ELIC team members gave presentations at LREC-COLING 2024 (May 20-25) and at Field Matters 2024 (August 16).
Shulin Zhang, John Hale, Margaret Renwick, Zvjezdana Vrzić, and Keith Langston. 2024. An Evaluation of Croatian ASR Models for Čakavian Transcription. In Proceedings of the 2024 Joint International Conference on Computational Linguistics, Language Resources and Evaluation (LREC-COLING 2024), pages 1098–1104, Torino, Italia. ELRA and ICCL.
Austin Jones, Shulin Zhang, John Hale, Margaret Renwick, Zvjezdana Vrzic, and Keith Langston. 2024. Comparing Kaldi-Based Pipeline Elpis and Whisper for Čakavian Transcription. In Proceedings of the 3rd Workshop on NLP Applications to Field Linguistics (Field Matters 2024), pages 61–68, Bangkok, Thailand. Association for Computational Linguistics.
As part of the NSF-funded ELIC project, PI Keith Langston and Co-PI Zvjezdana Vrzić organized two workshops at the University of Rijeka and Juraj Dobrila University of Pula in July. Project team members worked to further refine the annotation system for the different varieties included in the corpus and were trained in the use of ELAN for annotation of the corpus data.
Langston, Keith, Silvana Vranić, and Zvjezdana Vrzić. “Language variation and contact between closely related varieties: Čakavian dialects in the Istria-Kvarner region of Croatia”
Langston, Keith, Zvjezdana Vrzić, Margaret Renwick, and John Hale. “The construction and annotation of a spoken corpus for language documentation and research: The Endangered Languages in Contact in Istria and Kvarner project (ELIC)”

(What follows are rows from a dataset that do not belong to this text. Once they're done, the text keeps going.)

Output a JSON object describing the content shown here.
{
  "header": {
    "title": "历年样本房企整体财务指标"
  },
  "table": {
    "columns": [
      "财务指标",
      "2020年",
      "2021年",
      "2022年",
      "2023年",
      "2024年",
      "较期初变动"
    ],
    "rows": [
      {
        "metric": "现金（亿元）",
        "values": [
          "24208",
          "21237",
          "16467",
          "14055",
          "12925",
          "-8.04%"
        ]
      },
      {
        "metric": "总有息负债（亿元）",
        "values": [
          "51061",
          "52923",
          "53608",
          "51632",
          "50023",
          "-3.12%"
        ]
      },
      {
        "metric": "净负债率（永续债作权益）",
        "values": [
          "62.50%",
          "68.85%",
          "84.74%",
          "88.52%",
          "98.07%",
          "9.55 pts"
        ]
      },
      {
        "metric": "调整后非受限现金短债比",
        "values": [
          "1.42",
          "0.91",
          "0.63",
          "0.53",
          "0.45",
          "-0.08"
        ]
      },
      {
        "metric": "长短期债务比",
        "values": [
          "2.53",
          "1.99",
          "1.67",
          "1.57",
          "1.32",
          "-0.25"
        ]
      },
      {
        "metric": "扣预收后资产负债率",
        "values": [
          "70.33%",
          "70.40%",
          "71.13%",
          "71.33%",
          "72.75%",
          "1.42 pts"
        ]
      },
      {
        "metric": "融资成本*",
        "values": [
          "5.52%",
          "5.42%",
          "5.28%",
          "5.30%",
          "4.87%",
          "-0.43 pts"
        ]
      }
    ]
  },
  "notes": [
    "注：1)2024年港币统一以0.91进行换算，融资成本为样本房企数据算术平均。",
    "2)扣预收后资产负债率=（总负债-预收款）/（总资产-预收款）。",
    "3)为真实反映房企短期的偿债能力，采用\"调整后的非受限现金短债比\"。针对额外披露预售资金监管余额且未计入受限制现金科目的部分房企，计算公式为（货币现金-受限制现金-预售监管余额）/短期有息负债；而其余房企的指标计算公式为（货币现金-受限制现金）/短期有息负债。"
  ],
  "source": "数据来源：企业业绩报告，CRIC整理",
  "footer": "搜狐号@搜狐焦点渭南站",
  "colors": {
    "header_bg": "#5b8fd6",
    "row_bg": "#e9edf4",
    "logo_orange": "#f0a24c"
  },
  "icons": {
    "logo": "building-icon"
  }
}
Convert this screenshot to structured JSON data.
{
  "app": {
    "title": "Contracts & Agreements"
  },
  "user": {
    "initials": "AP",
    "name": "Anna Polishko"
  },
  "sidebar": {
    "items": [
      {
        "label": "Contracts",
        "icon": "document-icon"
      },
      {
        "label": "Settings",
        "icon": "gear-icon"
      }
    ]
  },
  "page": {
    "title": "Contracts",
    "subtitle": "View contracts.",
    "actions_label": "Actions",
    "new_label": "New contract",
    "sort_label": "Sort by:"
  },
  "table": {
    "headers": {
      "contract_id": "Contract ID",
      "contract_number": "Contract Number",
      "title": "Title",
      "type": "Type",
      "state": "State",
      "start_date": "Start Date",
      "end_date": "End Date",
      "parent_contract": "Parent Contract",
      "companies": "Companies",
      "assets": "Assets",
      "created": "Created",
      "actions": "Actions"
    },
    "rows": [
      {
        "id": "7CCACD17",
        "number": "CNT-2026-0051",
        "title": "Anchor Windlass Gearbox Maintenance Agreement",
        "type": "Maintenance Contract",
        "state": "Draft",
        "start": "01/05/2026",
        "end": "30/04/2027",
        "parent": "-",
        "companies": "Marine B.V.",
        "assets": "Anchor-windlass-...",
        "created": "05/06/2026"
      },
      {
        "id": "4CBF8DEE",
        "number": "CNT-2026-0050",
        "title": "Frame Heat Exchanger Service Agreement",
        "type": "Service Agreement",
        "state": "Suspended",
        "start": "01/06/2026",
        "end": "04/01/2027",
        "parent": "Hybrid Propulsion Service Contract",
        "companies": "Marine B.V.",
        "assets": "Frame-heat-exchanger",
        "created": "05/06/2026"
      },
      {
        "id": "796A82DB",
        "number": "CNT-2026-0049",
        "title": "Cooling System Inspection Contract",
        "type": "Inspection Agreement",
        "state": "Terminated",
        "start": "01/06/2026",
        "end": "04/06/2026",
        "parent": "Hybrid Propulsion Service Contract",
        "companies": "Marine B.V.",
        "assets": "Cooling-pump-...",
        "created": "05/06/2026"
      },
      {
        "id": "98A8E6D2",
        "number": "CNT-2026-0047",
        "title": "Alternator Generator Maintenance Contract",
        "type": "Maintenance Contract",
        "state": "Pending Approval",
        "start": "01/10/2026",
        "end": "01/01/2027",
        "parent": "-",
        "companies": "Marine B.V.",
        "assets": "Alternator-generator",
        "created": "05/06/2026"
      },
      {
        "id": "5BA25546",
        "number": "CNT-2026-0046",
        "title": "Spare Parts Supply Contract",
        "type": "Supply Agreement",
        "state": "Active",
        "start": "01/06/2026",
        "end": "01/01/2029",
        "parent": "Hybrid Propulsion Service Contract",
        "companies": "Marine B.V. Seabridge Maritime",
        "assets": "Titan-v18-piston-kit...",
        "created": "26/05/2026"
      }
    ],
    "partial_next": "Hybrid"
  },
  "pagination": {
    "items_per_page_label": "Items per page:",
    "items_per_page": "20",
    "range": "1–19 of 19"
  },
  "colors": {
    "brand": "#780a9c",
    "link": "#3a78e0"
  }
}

As part of the NSF-funded project “Endangered languages in contact in Istria and Kvarner, Croatia (ELIC)”, Dr. Keith Langston (PI) and Dr. Zvjezdana Vrzić (NYU, Co-PI) led two workshops in Croatia at the University of Rijeka and University of Pula in June, assisted by Dr. Silvana Vranić (University of Rijeka) and Dr. Ivana Lalli-Paćelat (University of Pula), who are also collaborating on this project. The goal of this research is to create an online spoken corpus of four endangered language varieties found in this region of Croatia: Čakavian (Slavic) and Istriot, Istro-Romanian, and Istro-Venetian (Romance). The corpus will be used to document these varieties, to analyze linguistic features of interest, and to study language contact phenomena. It will also be available to local community members, for use in language maintenance and revitalization projects or for other purposes. Other UGA researchers working on this grant are Co-PIs Dr. John Hale and Dr. Margaret Renwick.
During the workshops, research team members discussed and refined the system of transcription and annotation used in the project and consulted with one another about the individual transcriptions that they were currently working on. Researchers and assistants are currently focused on processing Čakavian and Istro-Venetian interviews that have been recently collected. The transcription of Istro-Venetian poses special problems because of language variation and the lack of any established orthographic norms. Since the corpus will include audio, researchers are developing a systematic orthographic transcription that is designed to be broadly acceptable to members of the local community, taking into account the variation in informal written usage.
The first (hopefully annual) CresSSLing was a big success. We had a great group of young scholars, and I was really impressed by their passion and their ideas for their own research projects. Congratulations to the organizers, Dr. Silvana Vranić (University of Rijeka) and Dr. Zvjezdana Vrzić (New York University). I’m already looking forward to next year!
I’ll be teaching a course, An introduction to Praat and ELAN for field linguists, in CresSSLing 2022, July 4-8. The summer school will be held in the University of Rijeka’s educational center in the Moise Palace in the town of Cres. It will include courses taught by instructors from the University of Rijeka and University of Jena, with students from various universities in Europe and the US.